Jun 101944
 

Saturday
Dover
Dearest,
Yesterday I received a letter from you which had been posted on June 2nd so it had taken just a week to get here. It is the one in which you told me of the BBC’s rejection and the sugar-coated pill from Amalgamated. I’m sorry you were unlucky with them and hope you can manage to place them somewhere or other, though all the markets are likely to be rather restricted just now and you are, of course, under the handicap of fighting a few well entrenched people, most of whom, from my experience, will have some inside “pull”. Anyway, the mere fact that you can get something other than the formal rejection from so many of these people is in itself a hopeful sign that you should not find much difficulty in placing stuff once things get back to normal in the way of space. So keep all your stuff which does not “date”, for you will find it useful for keeping markets “alive” perhaps at a time when you can’t spare time to write fresh stuff for each publication. It’s looking a long way ahead, but in a way it’s an investment.
I think I have acknowledged the bathing costume and that, with the story of Randolph Churchill (which greatly amused me) is about all there is which needs comment in that particular letter.
Your other letter, received the day before, is the one in which you refer to the £.s.d position. The navy always seem to be last in straightening out these allotments, and the army always the first. (Incidentally, did you notice that wives of naval personnel only get two reduced travelling vouchers in a given period of six months, whereas the army and RAF get three!) However, I hope you will have all that straightened out by the end of the month so that you can, if necessary, go away in early July with a fairly easy mind. If ‘Housewife’ do settle their accounts early, of course, that will help, won’t it?
Now I’ll have a look at your Invasion Day letter. You were luckier than I, for we heard the news in odd snatches and with all the inevitable embroidery when news like this is passed from mouth to mouth. It is rather like Dunkirk in reverse, isn’t it, and I feel rather sorry for womenfolk waiting at home and wondering if their boys or husbands are mixed up in it. My own feeling is one of impotence at being unable to do anything really active towards it all.
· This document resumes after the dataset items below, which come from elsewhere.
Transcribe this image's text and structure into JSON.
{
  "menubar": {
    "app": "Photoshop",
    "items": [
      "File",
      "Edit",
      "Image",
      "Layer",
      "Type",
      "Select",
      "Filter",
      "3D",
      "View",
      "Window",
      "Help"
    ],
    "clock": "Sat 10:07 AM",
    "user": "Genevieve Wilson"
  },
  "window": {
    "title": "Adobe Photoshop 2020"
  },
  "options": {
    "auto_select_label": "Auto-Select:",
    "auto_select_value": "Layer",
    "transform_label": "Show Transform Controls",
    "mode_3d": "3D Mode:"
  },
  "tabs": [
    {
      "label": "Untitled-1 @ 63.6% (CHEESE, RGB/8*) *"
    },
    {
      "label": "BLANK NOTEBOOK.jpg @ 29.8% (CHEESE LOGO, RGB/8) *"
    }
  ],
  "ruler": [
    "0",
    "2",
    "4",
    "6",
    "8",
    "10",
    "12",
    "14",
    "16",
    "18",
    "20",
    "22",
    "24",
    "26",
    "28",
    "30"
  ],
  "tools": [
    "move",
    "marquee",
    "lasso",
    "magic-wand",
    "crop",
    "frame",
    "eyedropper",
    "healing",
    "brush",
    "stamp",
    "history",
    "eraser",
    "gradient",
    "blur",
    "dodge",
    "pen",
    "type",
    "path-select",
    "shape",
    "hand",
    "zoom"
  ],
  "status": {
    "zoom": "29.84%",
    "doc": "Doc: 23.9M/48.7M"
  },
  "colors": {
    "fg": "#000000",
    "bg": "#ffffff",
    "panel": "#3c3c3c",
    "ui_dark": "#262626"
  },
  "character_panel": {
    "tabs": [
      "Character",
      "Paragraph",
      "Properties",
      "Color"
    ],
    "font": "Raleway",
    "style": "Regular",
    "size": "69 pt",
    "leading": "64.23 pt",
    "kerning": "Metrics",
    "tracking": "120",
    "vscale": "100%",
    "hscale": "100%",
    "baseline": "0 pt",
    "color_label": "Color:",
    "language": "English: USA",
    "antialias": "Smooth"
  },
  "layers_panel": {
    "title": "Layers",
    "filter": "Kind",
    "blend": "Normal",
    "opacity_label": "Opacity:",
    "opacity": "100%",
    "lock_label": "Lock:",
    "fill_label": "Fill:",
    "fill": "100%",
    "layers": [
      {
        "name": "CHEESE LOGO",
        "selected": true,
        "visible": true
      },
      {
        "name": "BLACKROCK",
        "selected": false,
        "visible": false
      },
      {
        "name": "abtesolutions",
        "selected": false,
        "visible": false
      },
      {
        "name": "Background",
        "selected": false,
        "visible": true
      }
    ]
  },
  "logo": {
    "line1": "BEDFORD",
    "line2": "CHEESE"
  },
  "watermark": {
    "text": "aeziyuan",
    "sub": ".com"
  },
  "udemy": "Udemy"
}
It really is galling, even when one has what you call a “front stalls seat”, though I’d sooner be here on the spot than tucked away inland somewhere. It’s pretty obvious that as the campaign makes progress it will work east, if only for the obvious reason that they can’t work any further west, as you will see by the map. Eisenhower’s warning to the fishermen of Norway, Denmark, Holland, Belgium and France is, in itself, quite interesting, to say the least. No, I didn’t hear Howard Marshall’s broadcast though I should dearly have liked to. As you say, the BBC do sometimes rise to these moments of crisis remarkably well – possibly because they treat them simply. The essence of good reporting on all these big occasions is, in my opinion, to treat them quite simply and to cut out the blaring of bands completely. Any effort at conscious drama ruins the whole thing completely, in my estimation. For that reason I’d like to see how the Yanks treat it on radio and in the press. I can imagine the huge banner headlines on stories in papers like the ‘Herald-Tribune’! They’ll use poster type on it.